Navigate to Vendors > Settings > Risk Scoring to configure factor weights.
1

Enable Risk Scoring

Toggle the risk scoring feature on. When disabled, intake submissions will not receive automatic risk scores.
2

Assign Weights to Factors

For each built-in and custom boolean field, assign a numeric weight. The weight represents how much that factor contributes to the overall risk score when the field is true.Common weight assignments:
  • High impact factors (Handles PHI, Handles PCI): weight 5-7
  • Medium impact factors (Data Processor, Handles PII): weight 3-4
  • Lower impact factors (VPN Required): weight 1-2
  • Mitigating factors (Has SOC 2 Report): weight -2 to -5
3

Set Risk Thresholds

Define the score ranges that correspond to each risk level. The default thresholds are:
Risk LevelScore Range
Low0 - 6
Medium7 - 15
High16 - 20
Critical21+
4

Save Configuration

Click Save Risk Scoring to apply the formula. All new intake submissions will use the updated scoring configuration.

Score Calculation Example

Consider a vendor with the following profile:
FactorValueWeightContribution
Data ProcessorYes33
Handles PIIYes44
Handles PHIYes66
Handles PCINo50
VPN RequiredYes22
Has SOC 2 Report (custom)Yes-3-3
Total12
With default thresholds, a score of 12 falls in the Medium range (7-15), so this vendor would be classified as medium risk.

When Scoring Is Applied

Risk scores are calculated at two points:
  1. On intake submission — when a vendor or employee submits the intake form, the risk score is computed from the submitted data handling declarations and displayed to reviewers
  2. On vendor approval — when the intake submission is approved and a vendor record is created, the risk score and level are persisted on the vendor record
Changing the scoring formula does not retroactively update existing vendor scores. To recalculate scores for existing vendors, you would need to re-evaluate their intake data.
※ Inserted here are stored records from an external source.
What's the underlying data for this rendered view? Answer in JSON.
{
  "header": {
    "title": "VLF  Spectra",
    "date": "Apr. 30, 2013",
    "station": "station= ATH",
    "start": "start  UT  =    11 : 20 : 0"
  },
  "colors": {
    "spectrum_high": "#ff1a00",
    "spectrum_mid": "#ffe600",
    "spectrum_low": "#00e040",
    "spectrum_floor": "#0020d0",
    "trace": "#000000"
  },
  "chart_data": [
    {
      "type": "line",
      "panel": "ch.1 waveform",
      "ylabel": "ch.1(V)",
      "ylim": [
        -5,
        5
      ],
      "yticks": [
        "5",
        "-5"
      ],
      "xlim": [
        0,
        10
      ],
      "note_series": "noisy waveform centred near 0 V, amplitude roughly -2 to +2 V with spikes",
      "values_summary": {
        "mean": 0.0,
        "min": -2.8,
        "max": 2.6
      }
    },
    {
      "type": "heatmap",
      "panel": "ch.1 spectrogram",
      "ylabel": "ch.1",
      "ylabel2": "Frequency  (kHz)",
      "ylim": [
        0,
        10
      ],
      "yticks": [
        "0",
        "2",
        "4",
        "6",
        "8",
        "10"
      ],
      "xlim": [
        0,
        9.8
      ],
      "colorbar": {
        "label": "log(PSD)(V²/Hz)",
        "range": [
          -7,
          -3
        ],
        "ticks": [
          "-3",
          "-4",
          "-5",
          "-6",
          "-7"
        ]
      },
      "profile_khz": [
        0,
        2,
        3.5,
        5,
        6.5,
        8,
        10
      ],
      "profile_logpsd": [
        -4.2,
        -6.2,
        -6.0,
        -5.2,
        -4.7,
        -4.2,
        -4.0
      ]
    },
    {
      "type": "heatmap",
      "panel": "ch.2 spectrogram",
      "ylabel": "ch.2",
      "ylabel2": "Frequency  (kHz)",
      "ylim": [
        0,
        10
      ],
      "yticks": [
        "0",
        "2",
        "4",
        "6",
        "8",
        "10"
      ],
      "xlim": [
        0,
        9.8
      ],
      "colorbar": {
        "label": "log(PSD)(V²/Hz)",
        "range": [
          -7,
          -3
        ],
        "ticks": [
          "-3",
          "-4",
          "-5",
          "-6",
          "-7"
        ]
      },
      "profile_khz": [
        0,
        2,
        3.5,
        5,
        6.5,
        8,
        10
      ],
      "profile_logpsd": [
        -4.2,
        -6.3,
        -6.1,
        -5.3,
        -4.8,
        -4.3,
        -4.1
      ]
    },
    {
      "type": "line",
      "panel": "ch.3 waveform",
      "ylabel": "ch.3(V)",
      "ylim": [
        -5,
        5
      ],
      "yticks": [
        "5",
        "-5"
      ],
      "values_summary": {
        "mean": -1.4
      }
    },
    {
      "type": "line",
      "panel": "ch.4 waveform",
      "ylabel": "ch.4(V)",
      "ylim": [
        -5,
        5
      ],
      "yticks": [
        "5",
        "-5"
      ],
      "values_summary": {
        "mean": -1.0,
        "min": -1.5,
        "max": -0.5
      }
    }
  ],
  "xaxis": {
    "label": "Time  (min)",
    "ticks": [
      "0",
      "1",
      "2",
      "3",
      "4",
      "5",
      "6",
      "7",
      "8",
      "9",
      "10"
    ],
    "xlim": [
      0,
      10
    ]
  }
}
Scoring vs. Assessment Risk

It is important to distinguish between the two risk evaluation methods:
Intake Risk ScoringAssessment Risk Scoring
MethodBoolean factor weightsDomain-weighted questionnaire
When appliedAt intake submissionDuring formal risk assessment
DepthQuick, surface-level classificationComprehensive, multi-domain evaluation
ConfigurabilityFactor weights and thresholdsTemplate domains, questions, and weights
PurposeTriage and prioritize vendor reviewsDetailed risk evaluation and compliance mapping
Use intake risk scoring as a triage tool to prioritize which vendors need a full risk assessment first. Vendors with higher intake scores should be assessed sooner.

Best Practices

  • Start with default weights and adjust based on your industry and regulatory requirements
  • Assign higher weights to factors related to your primary compliance frameworks (e.g., PHI for HIPAA-regulated organizations)
  • Use negative weights sparingly for genuinely mitigating factors like current certifications
  • Review thresholds quarterly to ensure they align with your evolving risk appetite
  • Document your scoring rationale for auditors — the transparent formula makes this straightforward
Setting all weights to zero or disabling risk scoring means intake submissions will not receive automatic risk classification. Reviewers will need to assess risk manually.